This issue can occur due to incompatibility between the TensorFlow/Keras versions used to create the model and the versions supported by the Deep Learning Toolbox Converter for TensorFlow Models in MATLAB R2024b. Specifically:
- The Deep Learning Toolbox Converter for TensorFlow Models currently supports TensorFlow versions up to 2.15.0.
- TensorFlow versions 2.16 and above use Keras 3 by default, which is not compatible with the "importNetworkFromTensorFlow" function in MATLAB. The converter requires models to be built and saved using Keras 2.

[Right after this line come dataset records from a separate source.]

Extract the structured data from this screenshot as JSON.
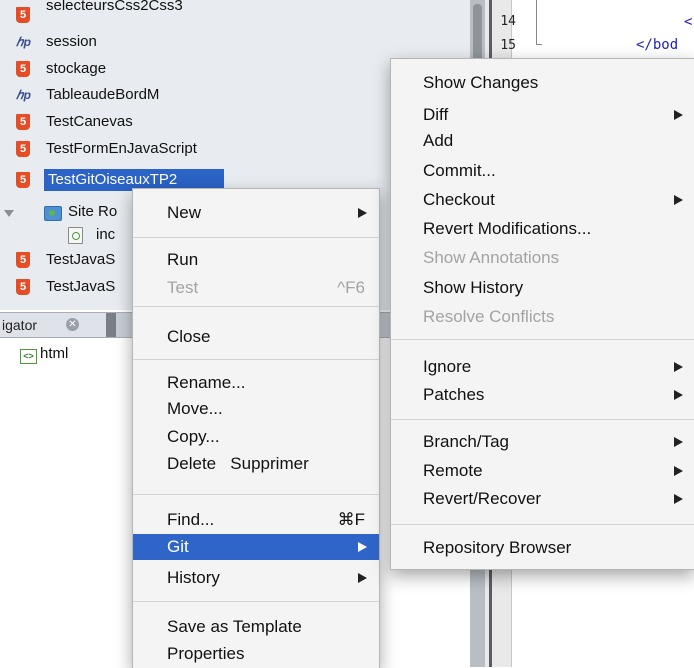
{
  "project_tree": {
    "items": [
      {
        "label": "selecteursCss2Css3",
        "icon": "html5-icon"
      },
      {
        "label": "session",
        "icon": "php-icon"
      },
      {
        "label": "stockage",
        "icon": "html5-icon"
      },
      {
        "label": "TableaudeBordM",
        "icon": "php-icon"
      },
      {
        "label": "TestCanevas",
        "icon": "html5-icon"
      },
      {
        "label": "TestFormEnJavaScript",
        "icon": "html5-icon"
      },
      {
        "label": "TestGitOiseauxTP2",
        "icon": "html5-icon",
        "selected": true
      },
      {
        "label": "Site Ro",
        "icon": "folder-icon"
      },
      {
        "label": "inc",
        "icon": "html-file-icon"
      },
      {
        "label": "TestJavaS",
        "icon": "html5-icon"
      },
      {
        "label": "TestJavaS",
        "icon": "html5-icon"
      }
    ],
    "php_glyph": "ℎp",
    "html5_glyph": "5"
  },
  "navigator": {
    "tab_label": "igator",
    "close_glyph": "✕",
    "items": [
      {
        "label": "html",
        "icon": "html-tag-icon"
      }
    ],
    "html_glyph": "<>"
  },
  "editor": {
    "line_numbers": [
      "14",
      "15"
    ],
    "lines": [
      "<",
      "</bod"
    ]
  },
  "context_menu": {
    "items": [
      {
        "label": "New",
        "submenu": true
      },
      {
        "label": "Run"
      },
      {
        "label": "Test",
        "shortcut": "^F6",
        "disabled": true
      },
      {
        "label": "Close"
      },
      {
        "label": "Rename..."
      },
      {
        "label": "Move..."
      },
      {
        "label": "Copy..."
      },
      {
        "label": "Delete   Supprimer"
      },
      {
        "label": "Find...",
        "shortcut": "⌘F"
      },
      {
        "label": "Git",
        "submenu": true,
        "highlighted": true
      },
      {
        "label": "History",
        "submenu": true
      },
      {
        "label": "Save as Template"
      },
      {
        "label": "Properties"
      }
    ]
  },
  "git_submenu": {
    "items": [
      {
        "label": "Show Changes"
      },
      {
        "label": "Diff",
        "submenu": true
      },
      {
        "label": "Add"
      },
      {
        "label": "Commit..."
      },
      {
        "label": "Checkout",
        "submenu": true
      },
      {
        "label": "Revert Modifications..."
      },
      {
        "label": "Show Annotations",
        "disabled": true
      },
      {
        "label": "Show History"
      },
      {
        "label": "Resolve Conflicts",
        "disabled": true
      },
      {
        "label": "Ignore",
        "submenu": true
      },
      {
        "label": "Patches",
        "submenu": true
      },
      {
        "label": "Branch/Tag",
        "submenu": true
      },
      {
        "label": "Remote",
        "submenu": true
      },
      {
        "label": "Revert/Recover",
        "submenu": true
      },
      {
        "label": "Repository Browser"
      }
    ]
  },
  "colors": {
    "selection": "#2b63c6",
    "menu_highlight": "#2f64c9",
    "html5_badge": "#e44d26",
    "disabled_text": "#a3a3a3"
  }
}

To successfully import your TensorFlow model into MATLAB, use one of the following methods:
1) Build and Save the Model Using Keras 2
a. Install the Keras 2 (tf_keras) package:
>> pip install tf_keras
b. Before importing TensorFlow in your script, set the environment variable to use legacy Keras:
>> import os
>> os.environ["TF_USE_LEGACY_KERAS"] = "1"
>> import tensorflow
c. Import Keras 2 as follows:
>> import tf_keras as keras
>> from tf_keras import layers
d. Build and save your model in the SavedModel format:
>> model.save("myModelTF")
2) Downgrade TensorFlow to Version 2.15 or Lower
- If you prefer not to use the above workaround, you can downgrade your TensorFlow installation to version 2.15 or lower, which uses Keras 2 by default.
- Save your model using:
>> model.save("myModelTF")
Note: Ensure that the model is saved in the TensorFlow SavedModel format. Do not use the tf.saved_model.save function; instead, use the model.save method.
After saving the model as described above, you should be able to import it into MATLAB using the Deep Learning Toolbox Converter for TensorFlow Models.